En efecto, hay países en los que el comunismo sigue gozando no sólo de buena prensa, sino de cierto reconocimiento moral que trata de disimularse con condenas al “estalinismo” como si Stalin fuese la excepción y no el alumno aventajado de una ideología de campos de concentración, cárceles y fosas comunes. No. Stalin no fue una excepción entre los dictadores comunistas: fue su modelo. Ahí está el siniestro Mátyás Rákosi para demostrarlo.
Pongamos un ejemplo.
El 14 de junio de 1949 el Kaleva – el Junker que operaba vuelo 1631 de Tallin, capital de Estonia, a Helsinki, capital de Finlandia- cayó derribado sobre el golfo de Finlandia por los disparos de dos aviones soviéticos. Murieron sus nueve ocupantes, entre ellos un diplomático estadounidense y dos correos diplomáticos franceses. Los cuerpos nunca aparecieron. Unos pescadores finlandeses lo vieron todo y pudieron recuperar algunos objetos del avión. Al poco tiempo, un submarino soviético apareció para llevárselo todo incluida la correspondencia diplomática. El día 16 de ese mes, por cierto, la URSS invadiría Estonia poniendo fin así al periodo de independencia de la República nacida después de la Gran Guerra.
Esto es el comunismo: una ideología de la vida sin valor. No tuvo valor ni la vida de los pasajeros y la tripulación del Kaleva. No tuvo valor la vida de los estonios que sufrieron la ocupación soviética.
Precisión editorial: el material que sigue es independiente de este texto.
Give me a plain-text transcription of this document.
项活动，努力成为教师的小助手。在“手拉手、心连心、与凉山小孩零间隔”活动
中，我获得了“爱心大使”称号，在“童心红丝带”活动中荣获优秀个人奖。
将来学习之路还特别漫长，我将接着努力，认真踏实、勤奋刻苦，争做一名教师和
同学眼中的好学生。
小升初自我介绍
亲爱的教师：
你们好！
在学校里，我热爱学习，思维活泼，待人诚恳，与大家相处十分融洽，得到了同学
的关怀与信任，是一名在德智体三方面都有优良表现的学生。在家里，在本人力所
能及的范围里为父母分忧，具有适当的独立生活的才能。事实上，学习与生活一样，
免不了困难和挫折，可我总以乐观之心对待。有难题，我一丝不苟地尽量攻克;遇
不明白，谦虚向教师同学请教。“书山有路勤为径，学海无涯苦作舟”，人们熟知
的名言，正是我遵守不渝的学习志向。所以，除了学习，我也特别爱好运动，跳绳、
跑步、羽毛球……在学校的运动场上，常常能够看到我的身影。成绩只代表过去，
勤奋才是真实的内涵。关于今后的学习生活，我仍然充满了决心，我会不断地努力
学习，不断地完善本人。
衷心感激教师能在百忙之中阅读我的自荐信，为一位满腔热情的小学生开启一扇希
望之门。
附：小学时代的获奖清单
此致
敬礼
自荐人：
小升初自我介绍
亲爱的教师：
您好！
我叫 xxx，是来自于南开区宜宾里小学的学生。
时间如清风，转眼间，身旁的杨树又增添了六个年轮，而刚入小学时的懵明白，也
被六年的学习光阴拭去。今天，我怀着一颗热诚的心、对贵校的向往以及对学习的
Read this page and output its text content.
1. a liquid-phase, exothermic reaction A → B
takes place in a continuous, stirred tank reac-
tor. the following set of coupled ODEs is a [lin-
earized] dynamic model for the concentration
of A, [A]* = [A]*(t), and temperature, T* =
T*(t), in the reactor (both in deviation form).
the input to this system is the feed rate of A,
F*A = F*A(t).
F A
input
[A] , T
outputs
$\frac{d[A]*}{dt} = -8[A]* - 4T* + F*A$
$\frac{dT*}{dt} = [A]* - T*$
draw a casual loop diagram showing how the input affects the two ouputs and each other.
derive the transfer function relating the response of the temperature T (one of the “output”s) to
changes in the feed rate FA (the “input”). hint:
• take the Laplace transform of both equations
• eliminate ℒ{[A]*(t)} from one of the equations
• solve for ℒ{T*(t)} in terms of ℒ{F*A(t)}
No tuvieron ni tienen valor las vidas de los millones de seres humanos a quienes los comunistas oprimieron y oprimen en aras de la liberación de la humanidad, el desarrollo o la prosperidad. El comunismo no es sólo una prisión, sino también un cementerio, una fosa común o nueve cadáveres desaparecidos en las aguas del golfo de Finlandia. Estonia y la URSS no estaban en guerra. Finlandia y la URSS tampoco. Derribaron el avión de todos modos.
Un equipo finlandés encontró en junio de 2024 los restos del Kaleva. Contar su historia es también recordar en qué consiste realmente el comunismo.